In deze uitspraak van de Rechtbank Zeeland-West-Brabant op 15 september 2022, wordt het beroep van de belanghebbende tegen de beschikking van de heffingsambtenaar van de gemeente Tilburg beoordeeld. De heffingsambtenaar had op 29 februari 2020 de WOZ-waarde van een onroerende zaak vastgesteld op € 844.000,- voor het kalenderjaar 2020. De belanghebbende, eigenaar van een opslagterrein dat wordt gebruikt voor de opslag en het onderhoud van boten, is het niet eens met deze vaststelling en stelt dat de waarde te hoog is.

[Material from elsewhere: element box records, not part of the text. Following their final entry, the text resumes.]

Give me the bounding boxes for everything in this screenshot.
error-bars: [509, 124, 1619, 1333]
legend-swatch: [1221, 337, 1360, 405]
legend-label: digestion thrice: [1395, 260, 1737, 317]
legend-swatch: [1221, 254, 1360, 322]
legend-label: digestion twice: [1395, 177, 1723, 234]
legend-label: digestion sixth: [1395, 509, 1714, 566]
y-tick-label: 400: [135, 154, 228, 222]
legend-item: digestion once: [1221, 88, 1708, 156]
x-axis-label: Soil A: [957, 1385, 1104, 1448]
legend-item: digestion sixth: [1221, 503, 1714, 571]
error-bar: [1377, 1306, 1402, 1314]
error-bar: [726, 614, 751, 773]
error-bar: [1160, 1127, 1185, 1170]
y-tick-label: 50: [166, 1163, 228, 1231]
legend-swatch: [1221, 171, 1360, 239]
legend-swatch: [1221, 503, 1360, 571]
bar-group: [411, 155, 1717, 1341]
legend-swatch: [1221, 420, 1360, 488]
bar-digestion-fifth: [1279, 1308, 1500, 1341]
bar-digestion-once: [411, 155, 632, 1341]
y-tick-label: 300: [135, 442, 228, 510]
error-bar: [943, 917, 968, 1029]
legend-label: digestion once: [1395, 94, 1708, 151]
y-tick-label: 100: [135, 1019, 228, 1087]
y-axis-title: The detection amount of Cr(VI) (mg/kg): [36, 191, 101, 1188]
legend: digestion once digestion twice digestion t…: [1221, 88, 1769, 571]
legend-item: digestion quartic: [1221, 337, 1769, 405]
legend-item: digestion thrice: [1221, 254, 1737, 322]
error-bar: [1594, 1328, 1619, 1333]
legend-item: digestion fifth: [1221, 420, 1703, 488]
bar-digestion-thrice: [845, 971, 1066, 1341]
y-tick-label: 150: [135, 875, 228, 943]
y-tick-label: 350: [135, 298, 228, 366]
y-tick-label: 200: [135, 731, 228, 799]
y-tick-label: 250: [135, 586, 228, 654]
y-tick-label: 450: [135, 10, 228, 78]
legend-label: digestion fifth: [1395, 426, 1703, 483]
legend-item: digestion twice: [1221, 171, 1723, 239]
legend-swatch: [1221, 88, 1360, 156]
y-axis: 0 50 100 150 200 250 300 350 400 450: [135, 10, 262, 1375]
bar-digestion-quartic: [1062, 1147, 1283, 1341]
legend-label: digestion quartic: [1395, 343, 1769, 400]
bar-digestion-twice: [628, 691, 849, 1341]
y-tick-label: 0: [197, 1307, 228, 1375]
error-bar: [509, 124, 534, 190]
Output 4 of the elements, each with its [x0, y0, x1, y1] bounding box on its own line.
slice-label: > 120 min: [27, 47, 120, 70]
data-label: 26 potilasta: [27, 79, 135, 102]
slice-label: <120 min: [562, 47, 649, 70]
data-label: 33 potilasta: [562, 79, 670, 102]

De rechtbank heeft het beroep op 4 augustus 2022 behandeld, waarbij de gemachtigde van de belanghebbende en vertegenwoordigers van de heffingsambtenaar aanwezig waren.
De rechtbank overweegt dat de heffingsambtenaar moet aantonen dat de WOZ-waarde niet te hoog is vastgesteld. De waardepeildatum is 1 januari 2019. De rechtbank stelt vast dat de heffingsambtenaar de WOZ-waarde heeft bepaald aan de hand van de huurwaardekapitalisatiemethode en de gecorrigeerde vervangingswaardemethode. De rechtbank concludeert dat de heffingsambtenaar voldoende aannemelijk heeft gemaakt dat de WOZ-waarde niet te hoog is vastgesteld. De belanghebbende heeft niet kunnen aantonen dat de door de heffingsambtenaar gehanteerde waarde onjuist is.
De rechtbank verklaart het beroep ongegrond en wijst erop dat er geen aanleiding is voor een proceskostenvergoeding. De uitspraak is openbaar gemaakt en partijen zijn geïnformeerd over de mogelijkheid tot hoger beroep.